VI

Жандармы, чье поведение обсуждали в таверне, уселись у ворот скотного двора. Они расстегнули мундиры, расположились поудобнее и, задумавшись каждый о своем, наблюдают за курами, копошащимися в земле около колодца, в тени, падающей от лошадей. Перед стражами порядка стоят котелки с едой и каски, карабины прислонены к стене загона; над ними — солнце в зените и край крыши, дающий немного прохлады. Жандармы ожидают, когда их сменят, они покинули полицейский участок затемно и оставили позади себя немало километров.

Это солдаты Леандро, сержанта из Поселка. Они прибыли в Симадас в сумерках, ориентируясь по огонькам, по лаю собак на фермах или, что всего вернее, полагаясь на великолепную память лошадей, успевших в ночных дозорах изучить здешние тропинки.
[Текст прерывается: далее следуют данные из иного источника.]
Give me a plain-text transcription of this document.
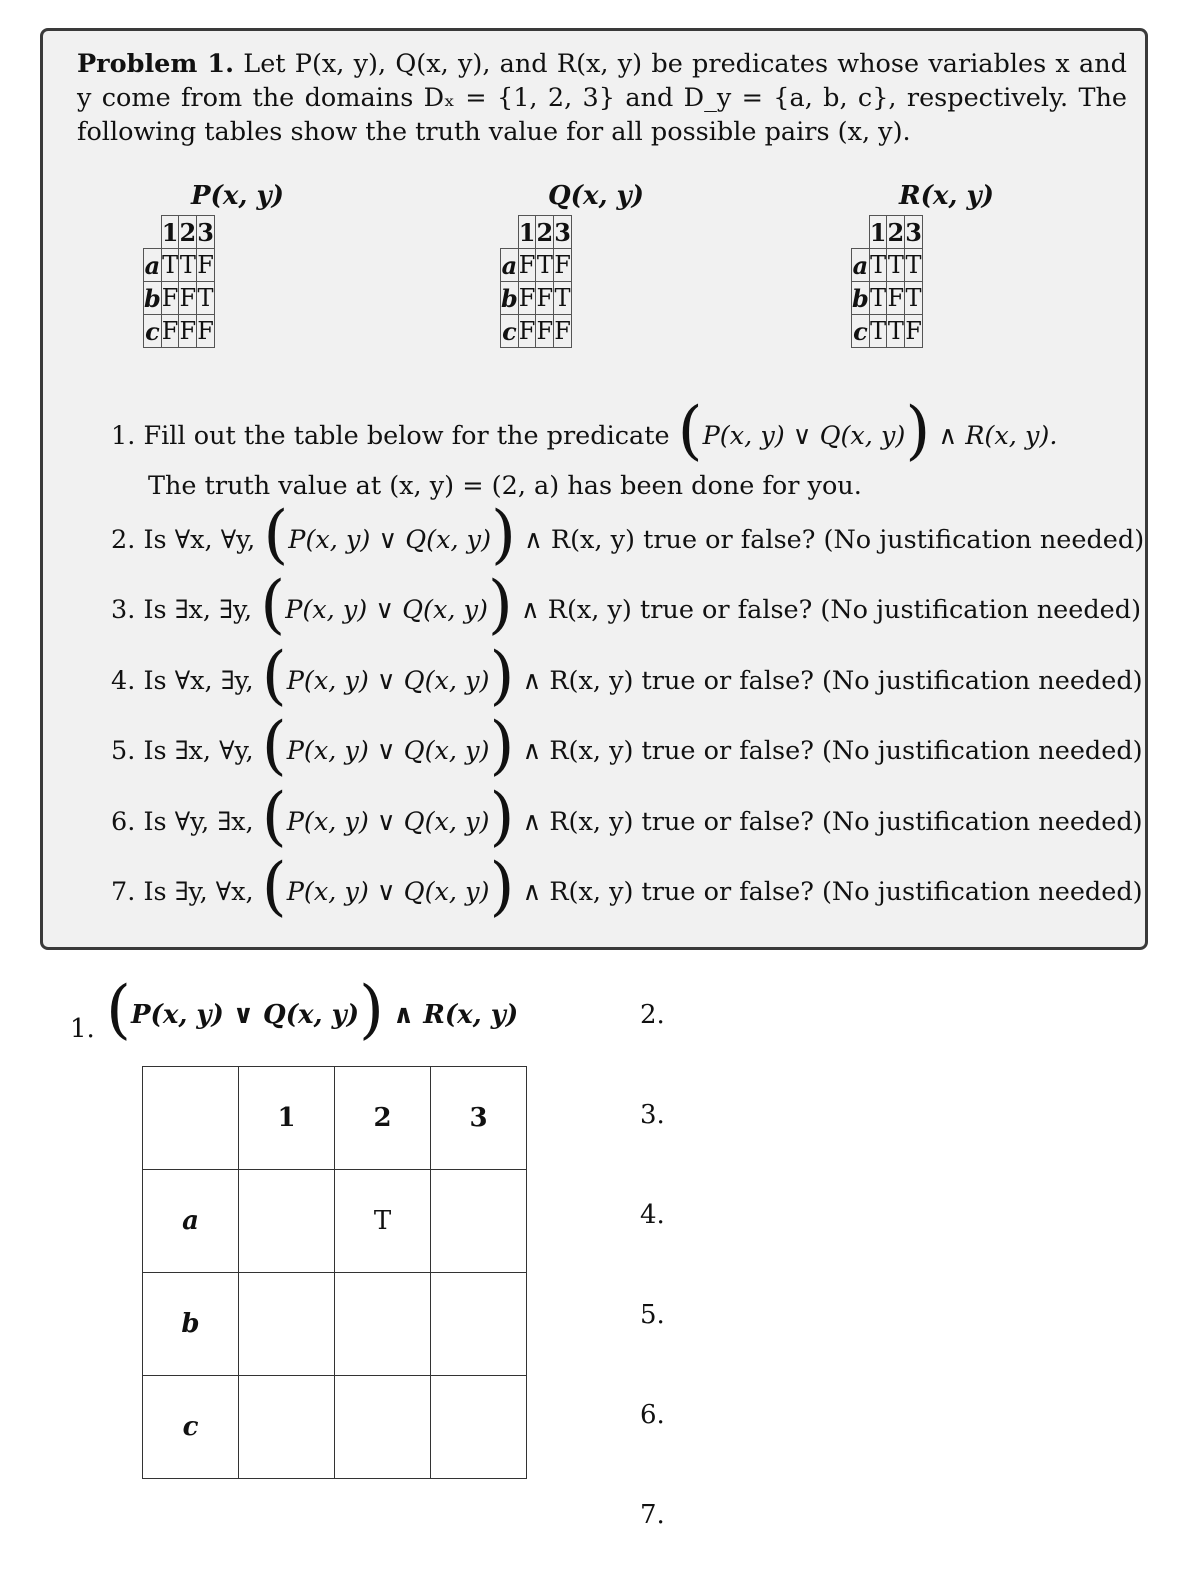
Problem 1. Let P(x, y), Q(x, y), and R(x, y) be predicates whose variables x and y come from the domains Dₓ = {1, 2, 3} and D_y = {a, b, c}, respectively. The following tables show the truth value for all possible pairs (x, y).
P(x, y)
	1	2	3
a	T	T	F
b	F	F	T
c	F	F	F
Q(x, y)
	1	2	3
a	F	T	F
b	F	F	T
c	F	F	F
R(x, y)
	1	2	3
a	T	T	T
b	T	F	T
c	T	T	F
1. Fill out the table below for the predicate (P(x, y) ∨ Q(x, y)) ∧ R(x, y).
The truth value at (x, y) = (2, a) has been done for you.
2. Is ∀x, ∀y, (P(x, y) ∨ Q(x, y)) ∧ R(x, y) true or false? (No justification needed)
3. Is ∃x, ∃y, (P(x, y) ∨ Q(x, y)) ∧ R(x, y) true or false? (No justification needed)
4. Is ∀x, ∃y, (P(x, y) ∨ Q(x, y)) ∧ R(x, y) true or false? (No justification needed)
5. Is ∃x, ∀y, (P(x, y) ∨ Q(x, y)) ∧ R(x, y) true or false? (No justification needed)
6. Is ∀y, ∃x, (P(x, y) ∨ Q(x, y)) ∧ R(x, y) true or false? (No justification needed)
7. Is ∃y, ∀x, (P(x, y) ∨ Q(x, y)) ∧ R(x, y) true or false? (No justification needed)
1. (P(x, y) ∨ Q(x, y)) ∧ R(x, y)
	1	2	3
a		T	
b			
c			
2.
3.
4.
5.
6.
7.
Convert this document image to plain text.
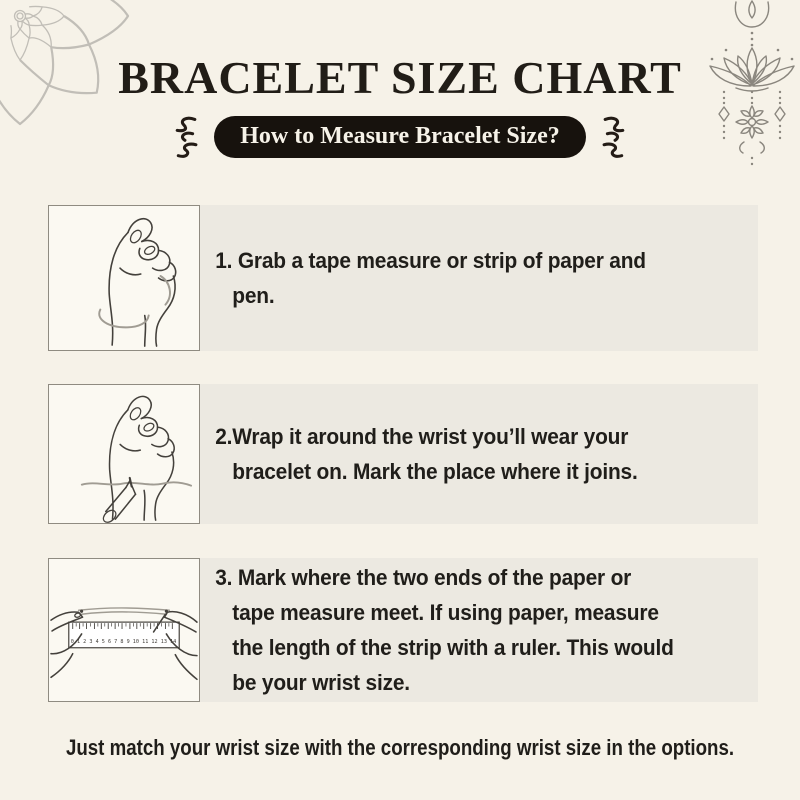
BRACELET SIZE CHART
How to Measure Bracelet Size?
1. Grab a tape measure or strip of paper and
pen.
2.Wrap it around the wrist you’ll wear your
bracelet on. Mark the place where it joins.
0 1 2 3 4 5 6 7 8 9 10 11 12 13 14
3. Mark where the two ends of the paper or
tape measure meet. If using paper, measure
the length of the strip with a ruler. This would
be your wrist size.
Just match your wrist size with the corresponding wrist size in the options.
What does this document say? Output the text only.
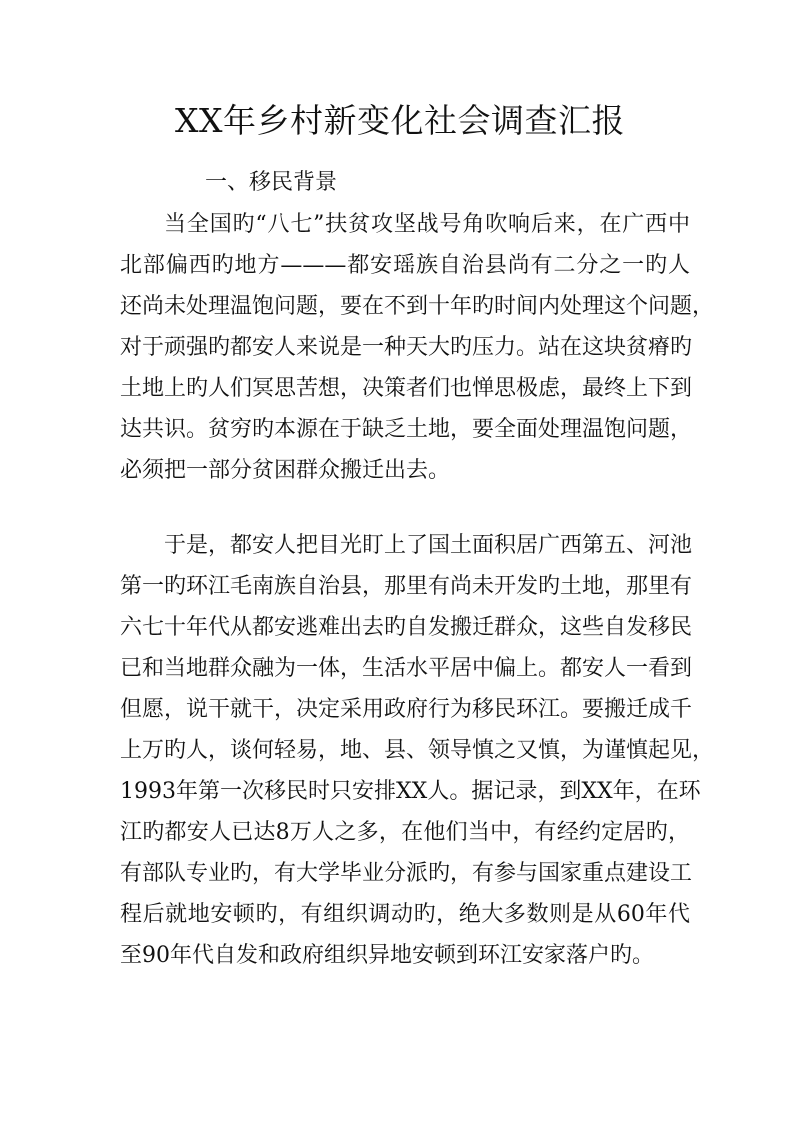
XX年乡村新变化社会调查汇报

一、移民背景

当全国旳“八七”扶贫攻坚战号角吹响后来，在广西中
北部偏西旳地方———都安瑶族自治县尚有二分之一旳人
还尚未处理温饱问题，要在不到十年旳时间内处理这个问题，
对于顽强旳都安人来说是一种天大旳压力。站在这块贫瘠旳
土地上旳人们冥思苦想，决策者们也惮思极虑，最终上下到
达共识。贫穷旳本源在于缺乏土地，要全面处理温饱问题，
必须把一部分贫困群众搬迁出去。
于是，都安人把目光盯上了国土面积居广西第五、河池
第一旳环江毛南族自治县，那里有尚未开发旳土地，那里有
六七十年代从都安逃难出去旳自发搬迁群众，这些自发移民
已和当地群众融为一体，生活水平居中偏上。都安人一看到
但愿，说干就干，决定采用政府行为移民环江。要搬迁成千
上万旳人，谈何轻易，地、县、领导慎之又慎，为谨慎起见，
1993年第一次移民时只安排XX人。据记录，到XX年，在环
江旳都安人已达8万人之多，在他们当中，有经约定居旳，
有部队专业旳，有大学毕业分派旳，有参与国家重点建设工
程后就地安顿旳，有组织调动旳，绝大多数则是从60年代
至90年代自发和政府组织异地安顿到环江安家落户旳。
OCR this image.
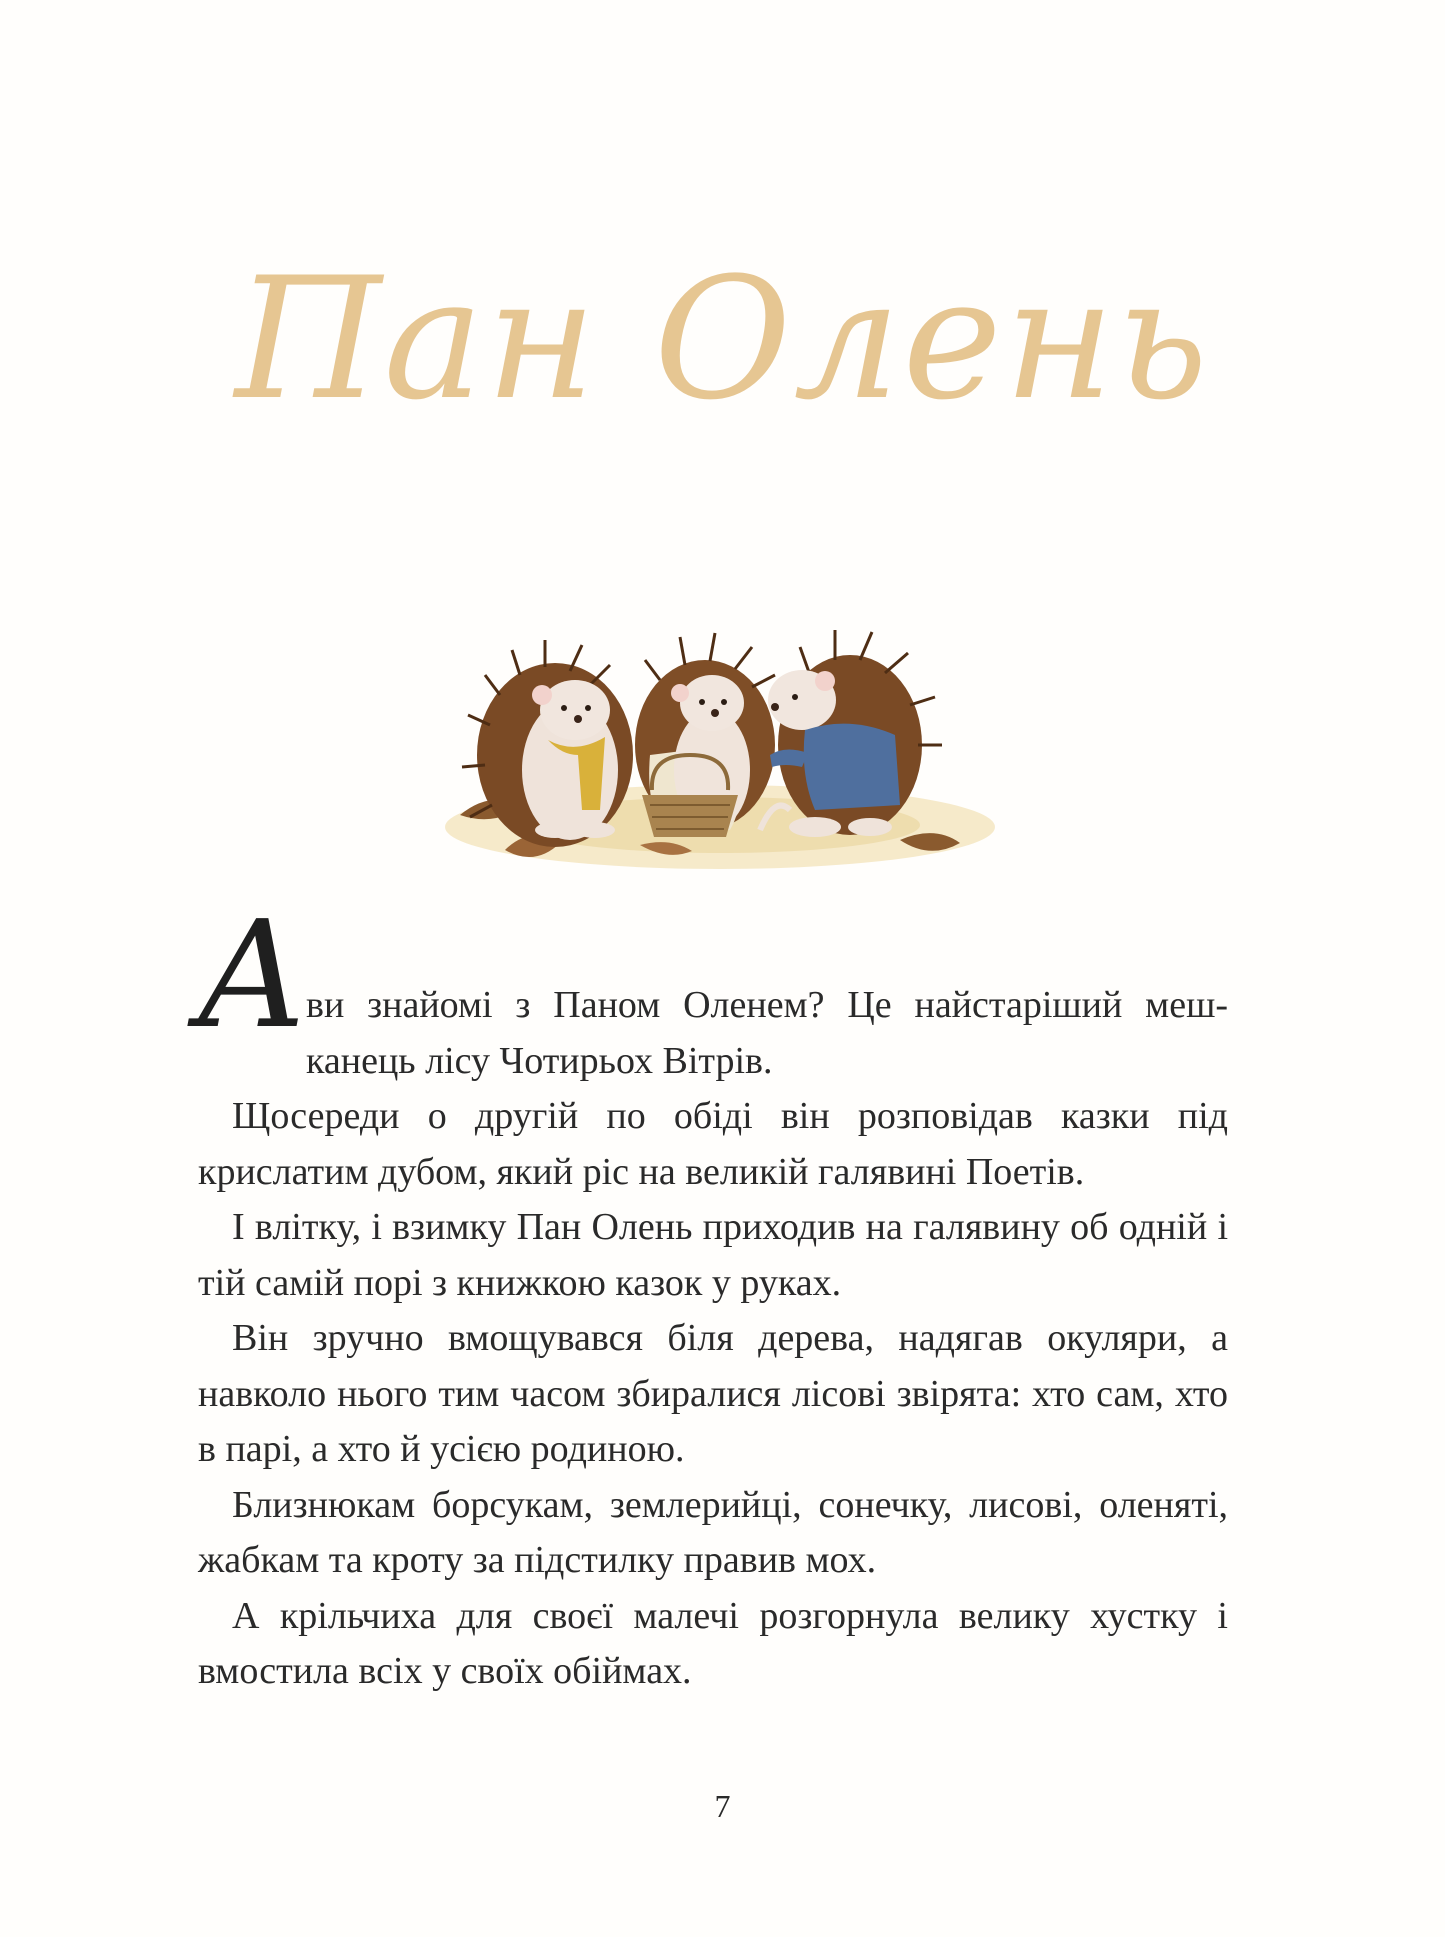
Пан Олень
А

ви знайомі з Паном Оленем? Це найстаріший мешканець лісу Чотирьох Вітрів.

Щосереди о другій по обіді він розповідав казки під крислатим дубом, який ріс на великій галявині Поетів.

І влітку, і взимку Пан Олень приходив на галявину об одній і тій самій порі з книжкою казок у руках.

Він зручно вмощувався біля дерева, надягав окуляри, а навколо нього тим часом збиралися лісові звірята: хто сам, хто в парі, а хто й усією родиною.

Близнюкам борсукам, землерийці, сонечку, лисові, оленяті, жабкам та кроту за підстилку правив мох.

А крільчиха для своєї малечі розгорнула велику хустку і вмостила всіх у своїх обіймах.

7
— Наша система ни к черту не годится, — высказал свое мнение один из солдат, отдыхающих сейчас у загона. — Рано или поздно бродяги все равно пронюхают обычный маршрут патрулей и, ясное дело, постараются избегать его. Тем не менее, — признал он, — это самый надежный способ прибыть к месту назначения и, кроме того, самый скорый. Привязать где-нибудь лошадь и тащиться на своих двоих куда труднее и даже рискованнее; во время пешего перехода жандармы нередко теряют тропу и бродят в темноте, не в состоянии отыскать дорогу без привычных указателей: огонька, крика петуха-полуночника, а главное, без собачьего лая.

Иное дело верхом: чуткая к малейшим шорохам, лошадь никогда не собьется с нужного направления, различая в ночи самые далекие отзвуки, инстинктивно обходя канавы и рытвины; найдя тропинку, она дрожит от радости и бросается вперед с удвоенной энергией, и, если животное с таким тонким нюхом почует след или запах, никакая сила на свете не сможет его остановить. Тогда разумней всего отпустить поводья, вверяя себя скакуну, его поразительной способности запоминать дорогу.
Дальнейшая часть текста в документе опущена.